The weekend’s defeat at home to Stoke came almost five years to the day after the death of Bill Nicholson. The great man, Tottenham’s all-time greatest manager, led the club to the league and cup double in 1960/61, and in doing so becoming the first team to achieve the feat in the 20th century. This season, some 49 years later, has seen the best start to a campaign by a Spurs side since. The loss to the Potters should be viewed as no more than a slight stumble, and Harry Redknapp’s 21st century charges have a great opportunity to bounce back straight away in the League Cup against Everton on Tuesday. It is this secondary competition that looks like being their best chance of silverware this season, and offers Redknapp a chance to go some way towards establishing himself as a worthy successor to Nicholson in the annals of Tottenham history.
With the Premier League still too big an ask of Spurs, no European action this year and the FA Cup taken more seriously by the big boys, the Carling Cup is just the kind of trophy an aspiring team could go all the way in. Having narrowly missed out on success in the same competition last time round, when Ben Foster and his iPod were all that stood between victory and defeat in a penalty shoot-out, Tottenham are among the favourites this time around. Two of their biggest rivals for the cup, Arsenal and Liverpool, meet each other in this week’s fourth round, meaning at least one will fail to reach the quarter-finals. Manchester United and Chelsea will play decent-strength sides but have other fish to fry, and in total, five of the eight ties are all Premier League affairs, diluting further the strength of the remaining entrants with five top-flight teams guaranteed to go out.
Everton are the visitors to White Hart Lane and there will probably not be a better time to play the Toffees.
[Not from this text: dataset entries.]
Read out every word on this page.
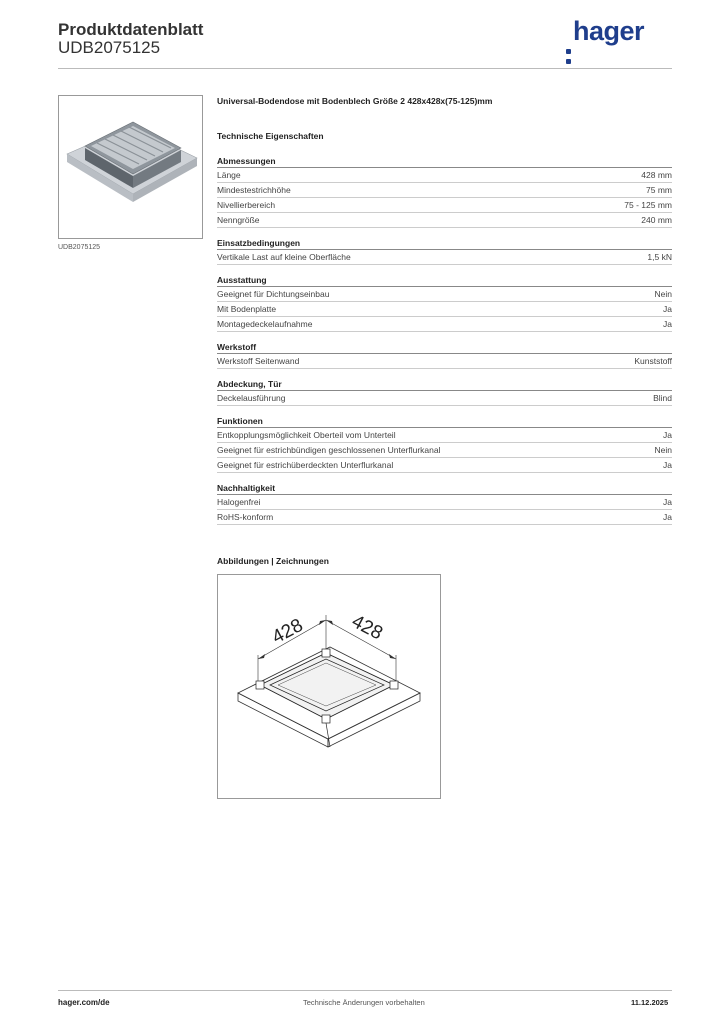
Produktdatenblatt
UDB2075125
hager
UDB2075125
Universal-Bodendose mit Bodenblech Größe 2 428x428x(75-125)mm
Technische Eigenschaften
Abmessungen
Länge	428 mm
Mindestestrichhöhe	75 mm
Nivellierbereich	75 - 125 mm
Nenngröße	240 mm
Einsatzbedingungen
Vertikale Last auf kleine Oberfläche	1,5 kN
Ausstattung
Geeignet für Dichtungseinbau	Nein
Mit Bodenplatte	Ja
Montagedeckelaufnahme	Ja
Werkstoff
Werkstoff Seitenwand	Kunststoff
Abdeckung, Tür
Deckelausführung	Blind
Funktionen
Entkopplungsmöglichkeit Oberteil vom Unterteil	Ja
Geeignet für estrichbündigen geschlossenen Unterflurkanal	Nein
Geeignet für estrichüberdeckten Unterflurkanal	Ja
Nachhaltigkeit
Halogenfrei	Ja
RoHS-konform	Ja
Abbildungen | Zeichnungen
428 428
hager.com/de	Technische Änderungen vorbehalten	11.12.2025
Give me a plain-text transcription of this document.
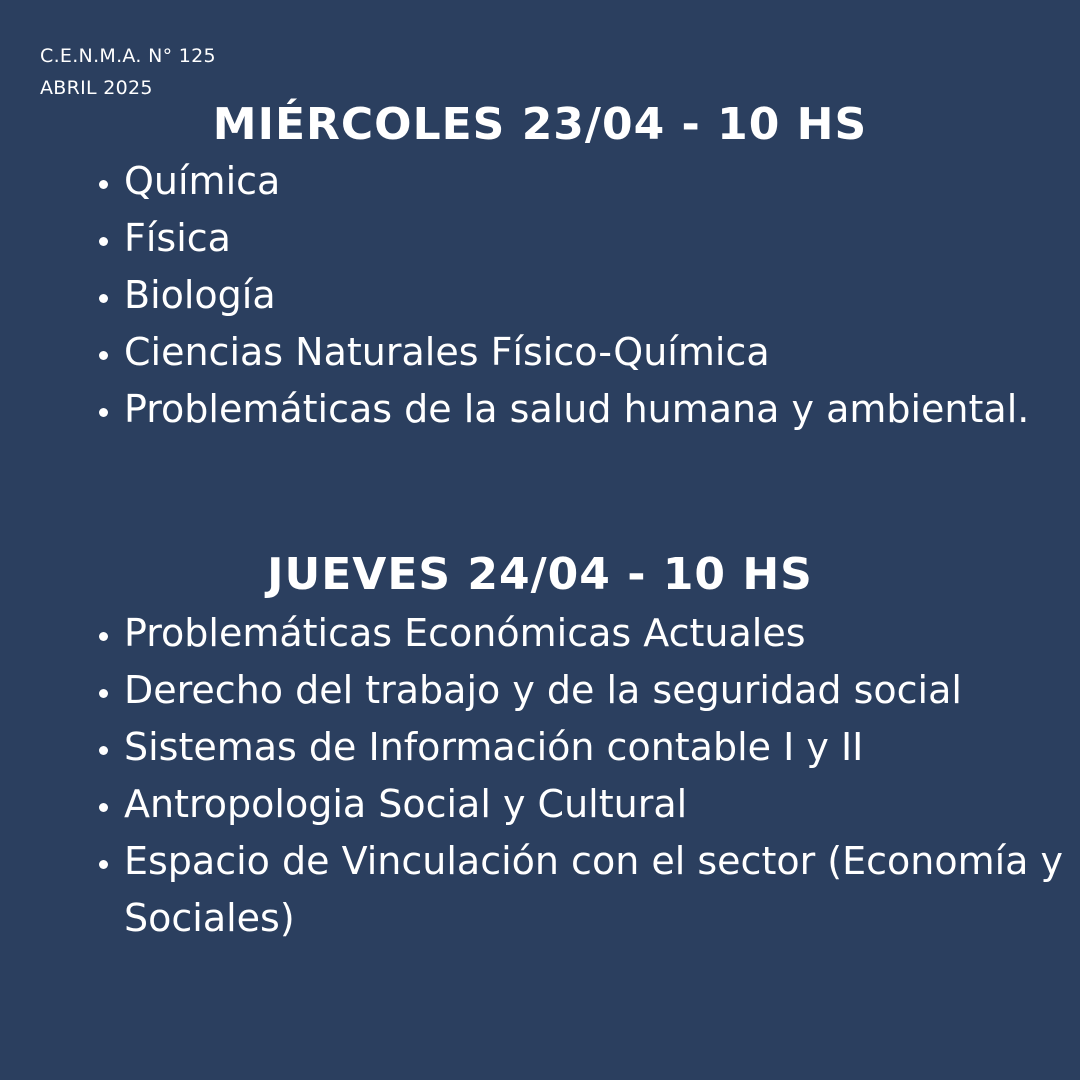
C.E.N.M.A. N° 125
ABRIL 2025
MIÉRCOLES 23/04 - 10 HS
• Química
• Física
• Biología
• Ciencias Naturales Físico-Química
• Problemáticas de la salud humana y ambiental.
JUEVES 24/04 - 10 HS
• Problemáticas Económicas Actuales
• Derecho del trabajo y de la seguridad social
• Sistemas de Información contable I y II
• Antropologia Social y Cultural
• Espacio de Vinculación con el sector (Economía y Sociales)
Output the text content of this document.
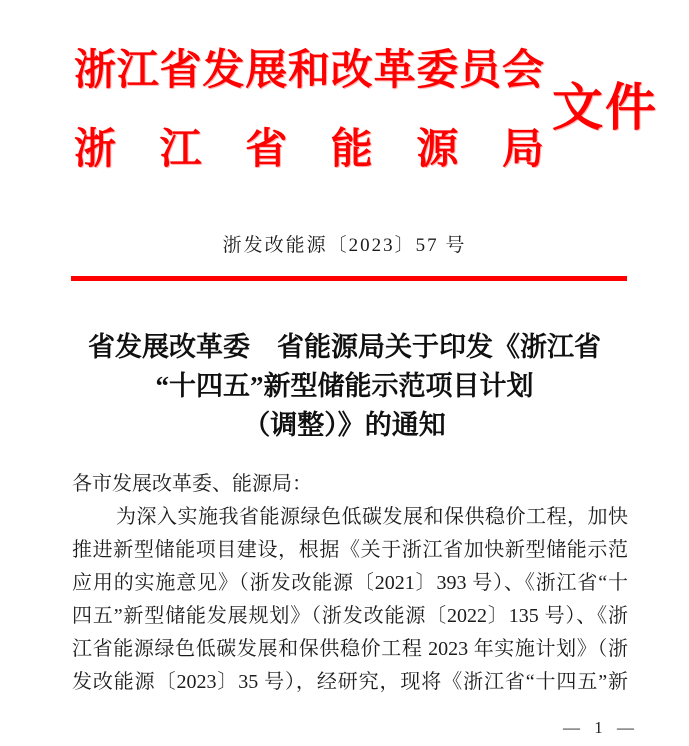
浙江省发展和改革委员会
浙江省能源局
文件
浙发改能源〔2023〕57 号
省发展改革委　省能源局关于印发《浙江省
“十四五”新型储能示范项目计划
（调整）》的通知
各市发展改革委、能源局：
为深入实施我省能源绿色低碳发展和保供稳价工程，加快
推进新型储能项目建设，根据《关于浙江省加快新型储能示范
应用的实施意见》（浙发改能源〔2021〕393 号）、《浙江省“十
四五”新型储能发展规划》（浙发改能源〔2022〕135 号）、《浙
江省能源绿色低碳发展和保供稳价工程 2023 年实施计划》（浙
发改能源〔2023〕35 号），经研究，现将《浙江省“十四五”新
— 1 —
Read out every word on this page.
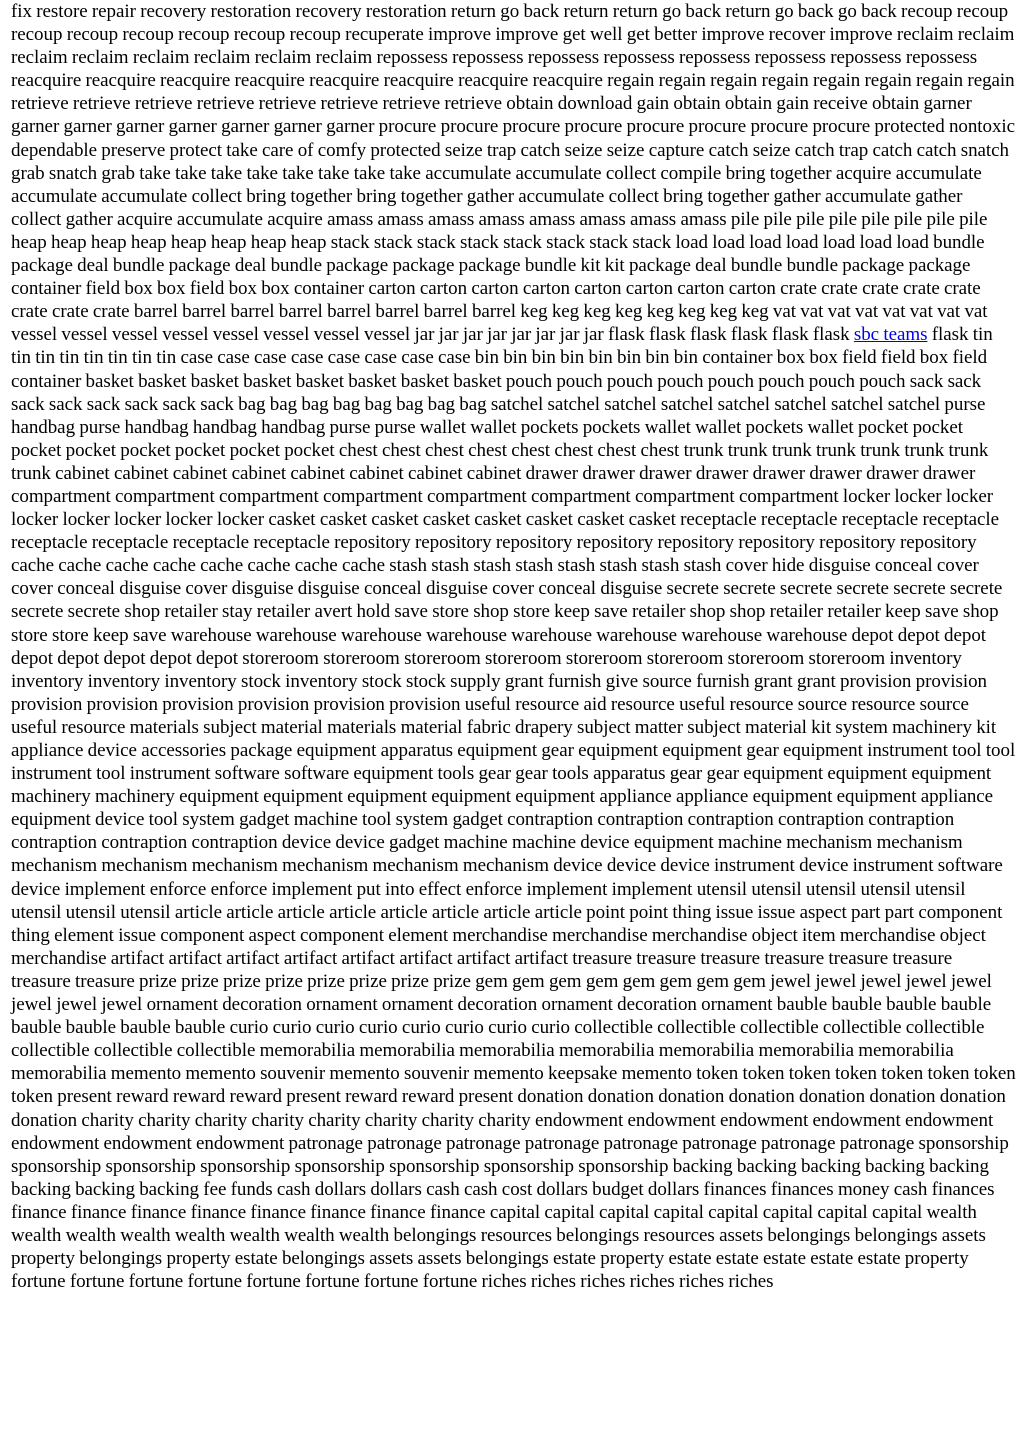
fix restore repair recovery restoration recovery restoration return go back return return go back return go back go back recoup recoup recoup recoup recoup recoup recoup recoup recuperate improve improve get well get better improve recover improve reclaim reclaim reclaim reclaim reclaim reclaim reclaim reclaim repossess repossess repossess repossess repossess repossess repossess repossess reacquire reacquire reacquire reacquire reacquire reacquire reacquire reacquire regain regain regain regain regain regain regain regain retrieve retrieve retrieve retrieve retrieve retrieve retrieve retrieve obtain download gain obtain obtain gain receive obtain garner garner garner garner garner garner garner garner procure procure procure procure procure procure procure procure protected nontoxic dependable preserve protect take care of comfy protected seize trap catch seize seize capture catch seize catch trap catch catch snatch grab snatch grab take take take take take take take take accumulate accumulate collect compile bring together acquire accumulate accumulate accumulate collect bring together bring together gather accumulate collect bring together gather accumulate gather collect gather acquire accumulate acquire amass amass amass amass amass amass amass amass pile pile pile pile pile pile pile pile heap heap heap heap heap heap heap heap stack stack stack stack stack stack stack stack load load load load load load load bundle package deal bundle package deal bundle package package package bundle kit kit package deal bundle bundle package package container field box box field box box container carton carton carton carton carton carton carton carton crate crate crate crate crate crate crate crate barrel barrel barrel barrel barrel barrel barrel barrel keg keg keg keg keg keg keg keg vat vat vat vat vat vat vat vat vessel vessel vessel vessel vessel vessel vessel vessel jar jar jar jar jar jar jar jar flask flask flask flask flask flask sbc teams flask tin tin tin tin tin tin tin tin case case case case case case case case bin bin bin bin bin bin bin bin container box box field field box field container basket basket basket basket basket basket basket basket pouch pouch pouch pouch pouch pouch pouch pouch sack sack sack sack sack sack sack sack bag bag bag bag bag bag bag bag satchel satchel satchel satchel satchel satchel satchel satchel purse handbag purse handbag handbag handbag purse purse wallet wallet pockets pockets wallet wallet pockets wallet pocket pocket pocket pocket pocket pocket pocket pocket chest chest chest chest chest chest chest chest trunk trunk trunk trunk trunk trunk trunk trunk cabinet cabinet cabinet cabinet cabinet cabinet cabinet cabinet drawer drawer drawer drawer drawer drawer drawer drawer compartment compartment compartment compartment compartment compartment compartment compartment locker locker locker locker locker locker locker locker casket casket casket casket casket casket casket casket receptacle receptacle receptacle receptacle receptacle receptacle receptacle receptacle repository repository repository repository repository repository repository repository cache cache cache cache cache cache cache cache stash stash stash stash stash stash stash stash cover hide disguise conceal cover cover conceal disguise cover disguise disguise conceal disguise cover conceal disguise secrete secrete secrete secrete secrete secrete secrete secrete shop retailer stay retailer avert hold save store shop store keep save retailer shop shop retailer retailer keep save shop store store keep save warehouse warehouse warehouse warehouse warehouse warehouse warehouse warehouse depot depot depot depot depot depot depot depot storeroom storeroom storeroom storeroom storeroom storeroom storeroom storeroom inventory inventory inventory inventory stock inventory stock stock supply grant furnish give source furnish grant grant provision provision provision provision provision provision provision provision useful resource aid resource useful resource source resource source useful resource materials subject material materials material fabric drapery subject matter subject material kit system machinery kit appliance device accessories package equipment apparatus equipment gear equipment equipment gear equipment instrument tool tool instrument tool instrument software software equipment tools gear gear tools apparatus gear gear equipment equipment equipment machinery machinery equipment equipment equipment equipment equipment appliance appliance equipment equipment appliance equipment device tool system gadget machine tool system gadget contraption contraption contraption contraption contraption contraption contraption contraption device device gadget machine machine device equipment machine mechanism mechanism mechanism mechanism mechanism mechanism mechanism mechanism device device device instrument device instrument software device implement enforce enforce implement put into effect enforce implement implement utensil utensil utensil utensil utensil utensil utensil utensil article article article article article article article article point point thing issue issue aspect part part component thing element issue component aspect component element merchandise merchandise merchandise object item merchandise object merchandise artifact artifact artifact artifact artifact artifact artifact artifact treasure treasure treasure treasure treasure treasure treasure treasure prize prize prize prize prize prize prize prize gem gem gem gem gem gem gem gem jewel jewel jewel jewel jewel jewel jewel jewel ornament decoration ornament ornament decoration ornament decoration ornament bauble bauble bauble bauble bauble bauble bauble bauble curio curio curio curio curio curio curio curio collectible collectible collectible collectible collectible collectible collectible collectible memorabilia memorabilia memorabilia memorabilia memorabilia memorabilia memorabilia memorabilia memento memento souvenir memento souvenir memento keepsake memento token token token token token token token token present reward reward reward present reward reward present donation donation donation donation donation donation donation donation charity charity charity charity charity charity charity charity endowment endowment endowment endowment endowment endowment endowment endowment patronage patronage patronage patronage patronage patronage patronage patronage sponsorship sponsorship sponsorship sponsorship sponsorship sponsorship sponsorship sponsorship backing backing backing backing backing backing backing backing fee funds cash dollars dollars cash cash cost dollars budget dollars finances finances money cash finances finance finance finance finance finance finance finance finance capital capital capital capital capital capital capital capital wealth wealth wealth wealth wealth wealth wealth wealth belongings resources belongings resources assets belongings belongings assets property belongings property estate belongings assets assets belongings estate property estate estate estate estate estate property fortune fortune fortune fortune fortune fortune fortune fortune riches riches riches riches riches riches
With injuries abounding at the Merseyside club, David Moyes will not have the luxury of rotating his side significantly, and the game comes just two days after the team in blue lost at Bolton in the league, a game that itself was just days after an away tie in the Europa League. Everton skipper Phil Neville has hit out at the timing of the match, saying: “The fact that we’re playing on Tuesday is nothing short of a disgrace. Somebody somewhere is probably sat in their office not bothered about the fact we want to win the Carling Cup.” Despite the disappointing weekend result, Spurs have had an extra day’s rest, as well as a whole week without a game last week due to the absence of European commitments. The Spurs bench contained quality players such as Alan Hutton, Jermaine Jenas and Roman Pavlyuchenko, all of whom would be in fresh condition to come in to contention if Redknapp decides to rotate the pack. David Bentley, a scorer in a previous round, did not even make the eighteen-man squad on Saturday.
After two 5-1 wins over Championship sides Doncaster and Preston in the previous two rounds, and having only lost the final last year on penalties, it is a long time since Spurs suffered a League Cup defeat inside the regulation 90 minutes. As well as offering a chance to keep up this impressive record and, potentially, win some silverware, the game against Everton also carries another advantage as Spurs look to sustain their exciting league form. Not only will Redknapp be able to explore the depth of his squad, he will also be thankful that one game of Jermain Defoe’s three-match ban will be served, meaning the star striker will only miss two crucial league games in total. After a short-lived trial with a separate disciplinary procedure for the tournament a few years back, whereby bookings in the League cup only led to suspensions in that competition, Spurs are now able to exploit the repatriation of the cup to the overall disciplinary stakes. Missing Defoe for the game against Everton is not critical, especially as Peter Crouch enjoyed his best performance of the season in netting a hat-trick against Preston in the last round.
One player who will definitely be missing as well as Defoe is Aaron Lennon. The England winger limped off with an ankle problem against Stoke with quarter of an hour left, leaving his team with just ten men as Redknapp had used all his subs. The boss did not look happy that Lennon was unwilling to continue, but has moved to diffuse any suggestions that Lennon’s England aspirations had any bearing: “I hoped he could stay on but he couldn’t. I told him we’d only have ten men and could he play on, but he said his ankle was too sore. I don’t want to cause an issue. It’s not about England – he’s got big games coming up for Tottenham.” Redknapp will be hoping the injury isn’t too serious as the Carling Cup game against Everton is quickly followed by the north London showdown with Arsenal. It may well be a make-or-break week for Redknapp’s men.